Inside the somewhat scary halls of Mitre (where the artwork tends towards the fighter-jet-with-big-bombs variety), the vendors were adopting a “wait-and-see” attitude about Web Services vs. REST (also known as the “please let me monetise my investment for a few more years while everyone else figures it out” approach), while the analysts were openly questioning the value of what the bright sparks at the big vendors had come up with; I nearly fell over.
My favourite moment was when the representative of a fairly large consortium of Enterprise Customers stood up and said that his industry had invested hundreds of millions of dollars into SOA and WS-* and had turned their organisations around and made huge promises to their executives as a result. When he complained that it wasn’t delivering and that they were starting to feel the heat, I had to restrain myself from standing up and asking him why he had been silly enough to give an IT vendor cash before they delivered a working product. If you buy a proof-of-concept, expect beta (if not alpha) quality.
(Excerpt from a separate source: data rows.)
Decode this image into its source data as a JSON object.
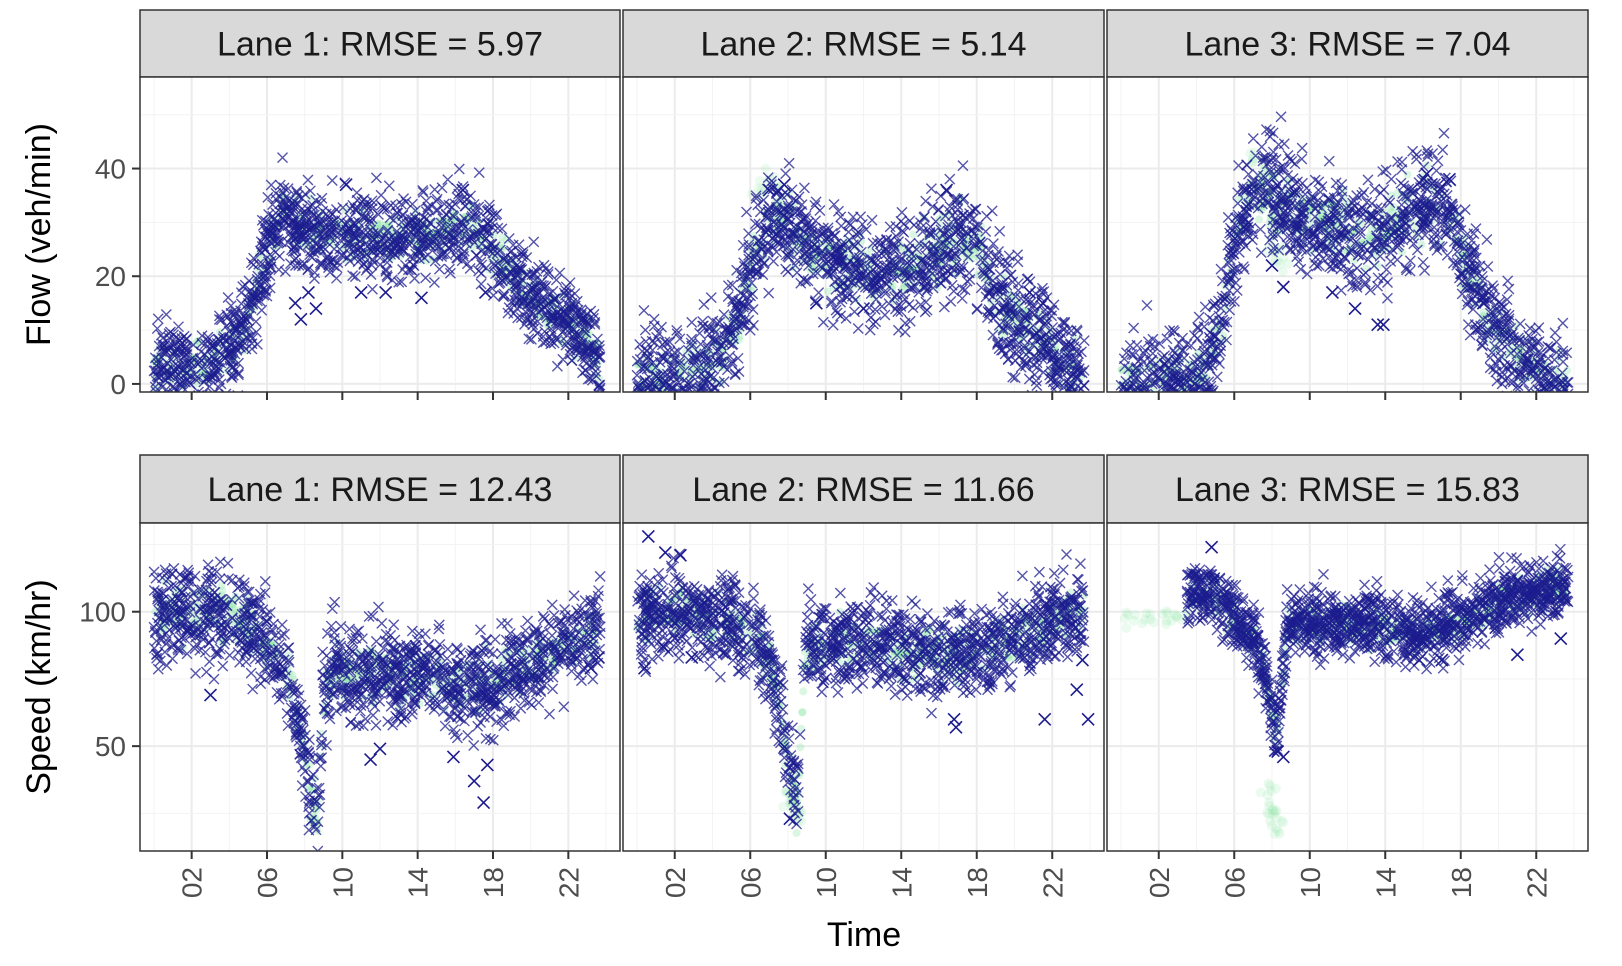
{
  "chart_data": {
    "type": "scatter",
    "layout": "facet-grid",
    "xlabel": "Time",
    "x_ticks": [
      "02",
      "06",
      "10",
      "14",
      "18",
      "22"
    ],
    "x_range": [
      0,
      24
    ],
    "grid": true,
    "colors": {
      "observed": "#1c1c8f",
      "estimated": "#7fe39a",
      "strip_bg": "#d9d9d9",
      "grid": "#ebebeb",
      "panel_border": "#333333"
    },
    "rows": [
      {
        "ylabel": "Flow (veh/min)",
        "y_ticks": [
          "0",
          "20",
          "40"
        ],
        "y_range": [
          -1.5,
          57
        ],
        "panels": [
          {
            "title": "Lane 1: RMSE = 5.97",
            "profile": [
              [
                0,
                3
              ],
              [
                1,
                3
              ],
              [
                2,
                3
              ],
              [
                3,
                4
              ],
              [
                4,
                6
              ],
              [
                4.8,
                10
              ],
              [
                5.5,
                18
              ],
              [
                6.2,
                28
              ],
              [
                7,
                31
              ],
              [
                8,
                29
              ],
              [
                9,
                28
              ],
              [
                11,
                27
              ],
              [
                13,
                27
              ],
              [
                15,
                28
              ],
              [
                17,
                29
              ],
              [
                18,
                26
              ],
              [
                19,
                20
              ],
              [
                20,
                17
              ],
              [
                21,
                14
              ],
              [
                22,
                12
              ],
              [
                23,
                8
              ],
              [
                23.7,
                3
              ]
            ],
            "band": 4,
            "outliers": [
              [
                7.5,
                15
              ],
              [
                7.8,
                12
              ],
              [
                8.2,
                17
              ],
              [
                8.6,
                14
              ],
              [
                10.2,
                37
              ],
              [
                11,
                17
              ],
              [
                12.3,
                17
              ],
              [
                14.2,
                16
              ],
              [
                16.4,
                36
              ],
              [
                17.6,
                17
              ]
            ]
          },
          {
            "title": "Lane 2: RMSE = 5.14",
            "profile": [
              [
                0,
                1
              ],
              [
                2,
                1
              ],
              [
                3.5,
                2
              ],
              [
                4.5,
                5
              ],
              [
                5.5,
                15
              ],
              [
                6.5,
                27
              ],
              [
                7.5,
                32
              ],
              [
                8.5,
                28
              ],
              [
                9.5,
                24
              ],
              [
                11,
                22
              ],
              [
                13,
                21
              ],
              [
                15,
                23
              ],
              [
                17,
                27
              ],
              [
                18,
                26
              ],
              [
                19,
                16
              ],
              [
                20,
                12
              ],
              [
                21,
                10
              ],
              [
                22,
                6
              ],
              [
                23,
                3
              ],
              [
                23.7,
                0
              ]
            ],
            "band": 5,
            "outliers": [
              [
                7,
                36
              ],
              [
                7.8,
                37
              ],
              [
                9.5,
                15
              ],
              [
                12,
                14
              ],
              [
                16.4,
                36
              ],
              [
                20.8,
                17
              ],
              [
                21.5,
                15
              ]
            ]
          },
          {
            "title": "Lane 3: RMSE = 7.04",
            "profile": [
              [
                0,
                0
              ],
              [
                2,
                0
              ],
              [
                3.5,
                0
              ],
              [
                4.5,
                2
              ],
              [
                5.3,
                12
              ],
              [
                6.2,
                28
              ],
              [
                7,
                35
              ],
              [
                8,
                36
              ],
              [
                9.5,
                32
              ],
              [
                11,
                29
              ],
              [
                13,
                27
              ],
              [
                14.5,
                30
              ],
              [
                16,
                33
              ],
              [
                17.5,
                32
              ],
              [
                18,
                24
              ],
              [
                19,
                16
              ],
              [
                20,
                9
              ],
              [
                21,
                6
              ],
              [
                22,
                2
              ],
              [
                23,
                0
              ],
              [
                23.7,
                0
              ]
            ],
            "band": 5,
            "outliers": [
              [
                8,
                22
              ],
              [
                8.6,
                18
              ],
              [
                11.2,
                17
              ],
              [
                12.4,
                14
              ],
              [
                13.6,
                11
              ],
              [
                13.9,
                11
              ],
              [
                16.2,
                39
              ],
              [
                17.4,
                38
              ],
              [
                19.2,
                15
              ]
            ]
          }
        ]
      },
      {
        "ylabel": "Speed (km/hr)",
        "y_ticks": [
          "50",
          "100"
        ],
        "y_range": [
          11,
          133
        ],
        "panels": [
          {
            "title": "Lane 1: RMSE = 12.43",
            "profile": [
              [
                0,
                99
              ],
              [
                2,
                99
              ],
              [
                4,
                98
              ],
              [
                5.5,
                93
              ],
              [
                6.5,
                84
              ],
              [
                7.2,
                74
              ],
              [
                7.8,
                55
              ],
              [
                8.3,
                32
              ],
              [
                8.7,
                25
              ],
              [
                9,
                70
              ],
              [
                9.5,
                78
              ],
              [
                11,
                78
              ],
              [
                13,
                77
              ],
              [
                15,
                75
              ],
              [
                17,
                72
              ],
              [
                18,
                73
              ],
              [
                19,
                77
              ],
              [
                20,
                80
              ],
              [
                22,
                87
              ],
              [
                23.7,
                94
              ]
            ],
            "band": 9,
            "outliers": [
              [
                3,
                69
              ],
              [
                11.5,
                45
              ],
              [
                12,
                49
              ],
              [
                15.9,
                46
              ],
              [
                17,
                37
              ],
              [
                17.5,
                29
              ],
              [
                17.7,
                43
              ],
              [
                23.2,
                79
              ],
              [
                23.6,
                83
              ]
            ]
          },
          {
            "title": "Lane 2: RMSE = 11.66",
            "profile": [
              [
                0,
                99
              ],
              [
                1.5,
                100
              ],
              [
                3,
                99
              ],
              [
                4.5,
                97
              ],
              [
                5.5,
                94
              ],
              [
                6.5,
                88
              ],
              [
                7.2,
                78
              ],
              [
                7.8,
                55
              ],
              [
                8.2,
                38
              ],
              [
                8.5,
                29
              ],
              [
                8.9,
                86
              ],
              [
                9.5,
                88
              ],
              [
                12,
                88
              ],
              [
                14,
                86
              ],
              [
                16,
                84
              ],
              [
                18,
                86
              ],
              [
                20,
                90
              ],
              [
                22,
                97
              ],
              [
                23.7,
                100
              ]
            ],
            "band": 8,
            "outliers": [
              [
                0.6,
                128
              ],
              [
                1.5,
                122
              ],
              [
                2.3,
                121
              ],
              [
                0.4,
                79
              ],
              [
                1.4,
                87
              ],
              [
                2.9,
                83
              ],
              [
                8.1,
                23
              ],
              [
                16.8,
                60
              ],
              [
                16.9,
                57
              ],
              [
                21.6,
                60
              ],
              [
                23.3,
                71
              ],
              [
                23.6,
                82
              ],
              [
                23.9,
                60
              ]
            ]
          },
          {
            "title": "Lane 3: RMSE = 15.83",
            "profile": [
              [
                3.5,
                108
              ],
              [
                4.5,
                107
              ],
              [
                5.5,
                102
              ],
              [
                6.5,
                93
              ],
              [
                7.2,
                88
              ],
              [
                7.8,
                70
              ],
              [
                8.3,
                55
              ],
              [
                8.8,
                95
              ],
              [
                10,
                96
              ],
              [
                12,
                96
              ],
              [
                14,
                94
              ],
              [
                16,
                92
              ],
              [
                18,
                96
              ],
              [
                20,
                104
              ],
              [
                22,
                108
              ],
              [
                23.7,
                110
              ]
            ],
            "band": 6,
            "outliers": [
              [
                4.8,
                124
              ],
              [
                8.3,
                48
              ],
              [
                8.6,
                46
              ],
              [
                15.8,
                82
              ],
              [
                17,
                82
              ],
              [
                21,
                84
              ],
              [
                23.3,
                90
              ]
            ]
          }
        ]
      }
    ],
    "faint_estimates": [
      {
        "row": 0,
        "panel": 1,
        "points": [
          [
            6.5,
            36
          ],
          [
            7,
            38
          ]
        ]
      },
      {
        "row": 0,
        "panel": 2,
        "points": [
          [
            7,
            42
          ],
          [
            7.5,
            38
          ],
          [
            8,
            30
          ],
          [
            8.3,
            25
          ],
          [
            8.6,
            22
          ]
        ]
      },
      {
        "row": 1,
        "panel": 1,
        "points": [
          [
            8.2,
            28
          ],
          [
            8.4,
            24
          ],
          [
            8,
            32
          ]
        ]
      },
      {
        "row": 1,
        "panel": 2,
        "points": [
          [
            0.5,
            97
          ],
          [
            1.5,
            96
          ],
          [
            2.5,
            98
          ],
          [
            3.2,
            97
          ],
          [
            8,
            28
          ],
          [
            8.2,
            24
          ],
          [
            8.4,
            20
          ],
          [
            7.8,
            35
          ]
        ]
      }
    ]
  }
}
Even putting schadenfreude aside, it was really nice to see the old crowd again, with some nice conversations, insights and dinners among the snowy suburbs of Boston. BTW, If you’re staying in Cambridge, try the Royal Sonesta again — the new rooms are great, and the restaurant is fantastic (especially the cocktails).
Then, it was back to SFO with United, to visit the mothership in Sunnyvale for about two weeks. It was very good to see everyone again, and move some things we’ve been working on forward a bit. I’m still very pleasantly surprised that working remotely seems to be going well.
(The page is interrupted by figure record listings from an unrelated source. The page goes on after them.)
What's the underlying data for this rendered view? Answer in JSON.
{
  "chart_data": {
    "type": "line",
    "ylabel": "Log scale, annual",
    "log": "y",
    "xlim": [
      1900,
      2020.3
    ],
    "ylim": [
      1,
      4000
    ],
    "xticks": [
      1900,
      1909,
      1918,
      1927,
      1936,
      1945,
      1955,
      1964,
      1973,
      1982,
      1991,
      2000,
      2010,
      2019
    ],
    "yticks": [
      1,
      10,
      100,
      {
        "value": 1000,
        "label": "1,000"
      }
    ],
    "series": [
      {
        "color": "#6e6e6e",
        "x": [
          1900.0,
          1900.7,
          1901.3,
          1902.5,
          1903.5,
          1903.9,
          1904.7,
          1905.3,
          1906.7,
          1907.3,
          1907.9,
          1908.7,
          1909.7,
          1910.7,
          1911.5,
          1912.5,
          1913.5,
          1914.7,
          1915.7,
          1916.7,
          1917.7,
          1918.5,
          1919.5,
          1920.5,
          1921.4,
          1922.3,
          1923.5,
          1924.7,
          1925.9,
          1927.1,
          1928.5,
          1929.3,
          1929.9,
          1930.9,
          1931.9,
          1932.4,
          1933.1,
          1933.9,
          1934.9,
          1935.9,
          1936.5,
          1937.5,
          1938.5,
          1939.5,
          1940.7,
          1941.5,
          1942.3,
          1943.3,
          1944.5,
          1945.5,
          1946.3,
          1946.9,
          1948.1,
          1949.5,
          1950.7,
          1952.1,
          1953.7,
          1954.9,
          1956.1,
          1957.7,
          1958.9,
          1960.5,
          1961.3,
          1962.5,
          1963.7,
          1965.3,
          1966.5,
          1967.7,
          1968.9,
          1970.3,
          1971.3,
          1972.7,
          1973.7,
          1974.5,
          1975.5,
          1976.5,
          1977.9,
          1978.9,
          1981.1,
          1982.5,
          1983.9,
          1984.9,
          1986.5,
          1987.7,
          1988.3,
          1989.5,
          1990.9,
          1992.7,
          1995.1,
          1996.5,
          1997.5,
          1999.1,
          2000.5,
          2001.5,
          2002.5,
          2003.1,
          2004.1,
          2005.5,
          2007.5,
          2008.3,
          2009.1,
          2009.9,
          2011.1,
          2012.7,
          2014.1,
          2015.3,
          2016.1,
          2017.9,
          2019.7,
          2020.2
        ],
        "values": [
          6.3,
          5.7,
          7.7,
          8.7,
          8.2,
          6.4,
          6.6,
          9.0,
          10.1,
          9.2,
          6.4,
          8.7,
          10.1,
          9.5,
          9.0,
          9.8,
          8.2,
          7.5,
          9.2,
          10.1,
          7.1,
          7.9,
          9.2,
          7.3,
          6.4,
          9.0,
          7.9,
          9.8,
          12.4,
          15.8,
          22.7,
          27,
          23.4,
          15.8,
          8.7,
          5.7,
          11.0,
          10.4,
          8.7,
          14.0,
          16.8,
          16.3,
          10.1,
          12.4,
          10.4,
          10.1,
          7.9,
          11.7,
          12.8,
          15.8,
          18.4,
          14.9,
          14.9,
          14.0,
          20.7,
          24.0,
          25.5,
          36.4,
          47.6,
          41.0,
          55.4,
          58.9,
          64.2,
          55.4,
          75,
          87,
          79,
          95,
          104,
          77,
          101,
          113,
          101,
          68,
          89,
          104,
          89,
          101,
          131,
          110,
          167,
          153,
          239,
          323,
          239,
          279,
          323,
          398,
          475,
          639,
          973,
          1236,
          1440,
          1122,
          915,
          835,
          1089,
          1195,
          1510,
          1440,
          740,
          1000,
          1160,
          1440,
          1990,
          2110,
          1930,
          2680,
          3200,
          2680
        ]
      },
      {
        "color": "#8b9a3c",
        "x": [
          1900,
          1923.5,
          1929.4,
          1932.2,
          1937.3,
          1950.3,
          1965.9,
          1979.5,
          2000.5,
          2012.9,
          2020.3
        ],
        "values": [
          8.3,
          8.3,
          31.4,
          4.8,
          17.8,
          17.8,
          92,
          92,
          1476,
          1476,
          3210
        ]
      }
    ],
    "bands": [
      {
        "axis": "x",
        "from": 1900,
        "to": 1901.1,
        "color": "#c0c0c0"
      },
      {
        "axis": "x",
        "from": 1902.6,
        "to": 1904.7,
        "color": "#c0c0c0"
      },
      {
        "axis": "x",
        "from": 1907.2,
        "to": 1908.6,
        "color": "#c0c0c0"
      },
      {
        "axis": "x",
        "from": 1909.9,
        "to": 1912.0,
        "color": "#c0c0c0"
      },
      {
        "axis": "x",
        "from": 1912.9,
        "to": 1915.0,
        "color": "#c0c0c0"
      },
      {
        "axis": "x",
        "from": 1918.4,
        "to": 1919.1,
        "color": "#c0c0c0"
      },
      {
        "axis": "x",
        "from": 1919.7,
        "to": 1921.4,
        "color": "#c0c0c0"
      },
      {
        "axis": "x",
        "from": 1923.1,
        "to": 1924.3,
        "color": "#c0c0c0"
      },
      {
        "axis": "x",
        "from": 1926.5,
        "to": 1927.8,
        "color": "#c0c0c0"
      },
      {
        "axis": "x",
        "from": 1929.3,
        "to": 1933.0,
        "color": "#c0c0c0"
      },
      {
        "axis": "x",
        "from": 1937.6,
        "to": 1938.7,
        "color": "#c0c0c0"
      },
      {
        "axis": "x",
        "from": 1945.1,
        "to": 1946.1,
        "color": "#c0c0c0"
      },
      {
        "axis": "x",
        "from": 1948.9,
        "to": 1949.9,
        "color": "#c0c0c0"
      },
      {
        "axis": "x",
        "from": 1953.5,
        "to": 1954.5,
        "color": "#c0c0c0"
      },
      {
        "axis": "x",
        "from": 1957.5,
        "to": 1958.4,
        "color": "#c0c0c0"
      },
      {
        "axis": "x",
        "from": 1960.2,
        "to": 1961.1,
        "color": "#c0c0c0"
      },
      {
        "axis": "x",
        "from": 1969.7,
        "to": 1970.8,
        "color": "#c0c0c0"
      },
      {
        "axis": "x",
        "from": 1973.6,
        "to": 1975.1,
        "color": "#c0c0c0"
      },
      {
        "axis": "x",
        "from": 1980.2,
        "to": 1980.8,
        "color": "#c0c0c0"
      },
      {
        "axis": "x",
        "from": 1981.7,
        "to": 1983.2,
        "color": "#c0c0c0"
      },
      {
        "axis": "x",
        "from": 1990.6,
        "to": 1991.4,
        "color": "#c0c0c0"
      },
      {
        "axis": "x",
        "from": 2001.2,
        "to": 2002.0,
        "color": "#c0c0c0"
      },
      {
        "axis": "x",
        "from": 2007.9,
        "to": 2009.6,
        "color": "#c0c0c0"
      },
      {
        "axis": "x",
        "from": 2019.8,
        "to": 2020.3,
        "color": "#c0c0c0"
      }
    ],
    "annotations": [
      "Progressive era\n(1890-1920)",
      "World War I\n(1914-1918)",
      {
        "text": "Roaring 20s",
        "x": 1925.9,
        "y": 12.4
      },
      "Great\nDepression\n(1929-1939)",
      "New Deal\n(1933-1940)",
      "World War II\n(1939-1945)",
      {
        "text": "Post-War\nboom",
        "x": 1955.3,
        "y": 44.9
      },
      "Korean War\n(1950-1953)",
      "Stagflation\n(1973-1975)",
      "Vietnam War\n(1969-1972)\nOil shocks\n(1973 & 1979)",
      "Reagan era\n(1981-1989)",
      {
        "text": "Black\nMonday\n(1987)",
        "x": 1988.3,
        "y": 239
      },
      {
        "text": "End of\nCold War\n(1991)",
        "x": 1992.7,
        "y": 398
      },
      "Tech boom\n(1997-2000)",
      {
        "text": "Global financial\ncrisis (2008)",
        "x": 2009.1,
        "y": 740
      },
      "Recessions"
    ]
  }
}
I also got a chance to catch up with a lot of old friends (one dinner at a time) and take a few spins around the old hood, including plenty of time in Burlingame and a trip to Sonoma to do some barrel tasting (thanks, John!). It was very strange to be back in California so soon — especially without the family.
After that, I started the homeward run towards London on United, where I touched base with my brother and worked on my QCon presentation. Same hotel as usual, and no, I’m not going to put it on the blog, because it’s such a great place to stay for the price.
I’ll post details and slides soon, but I think it went pretty well; they have an interesting practice where the audience leaves coloured cards — green, yellow, or red — in a box as the leave the room to indicate what they thought of the talk. I assume I did pretty well, at about 38 green, 2 yellow out of 57 attendees.
Another interesting thing at QCon was the agile crowd. Although I generally agree with a lot of the things that they profess, I’m not comfortable with the fervour that the pursue it with, nor being told what to do just because it’s the current flavour of the month; Jim Webber said it best.
Anyway, I was having a look around before my session and stumbled into a large meeting room where the chairs were arranged in a circle, whiteboards had been multiplying aggressively and the perimeter was strewn with aphorism-laden posters (sort of motivators for programmers). It felt like a cross between a pre-school and a 12-step program, and I was suitably frightened. I’m sure someone will illuminate me in comments.
Finally, it was a stop in Prague for a long weekend and an IETF. Specifically, we had a Sunday-long informal meeting to talk about HTTP, and what needs to be done to it. I’m seriously delinquent in not sending a summary of what happened to the list yet, but will hopefully do so soon. It was a very productive meeting, and it was great to see Yves and Julian again, as well as meet Henrik (finally!).
Home was reached by flying Lufthansa back to Frankfurt, followed by Singapore then Melbourne, thanks to Singapore Airlines. Singapore deserves their reputation; although I was on a far-from-new 747 (especially after my ANZ experience), the service more than made up for it, maintaining their reputation as one of the best airlines in the world. The food was great too.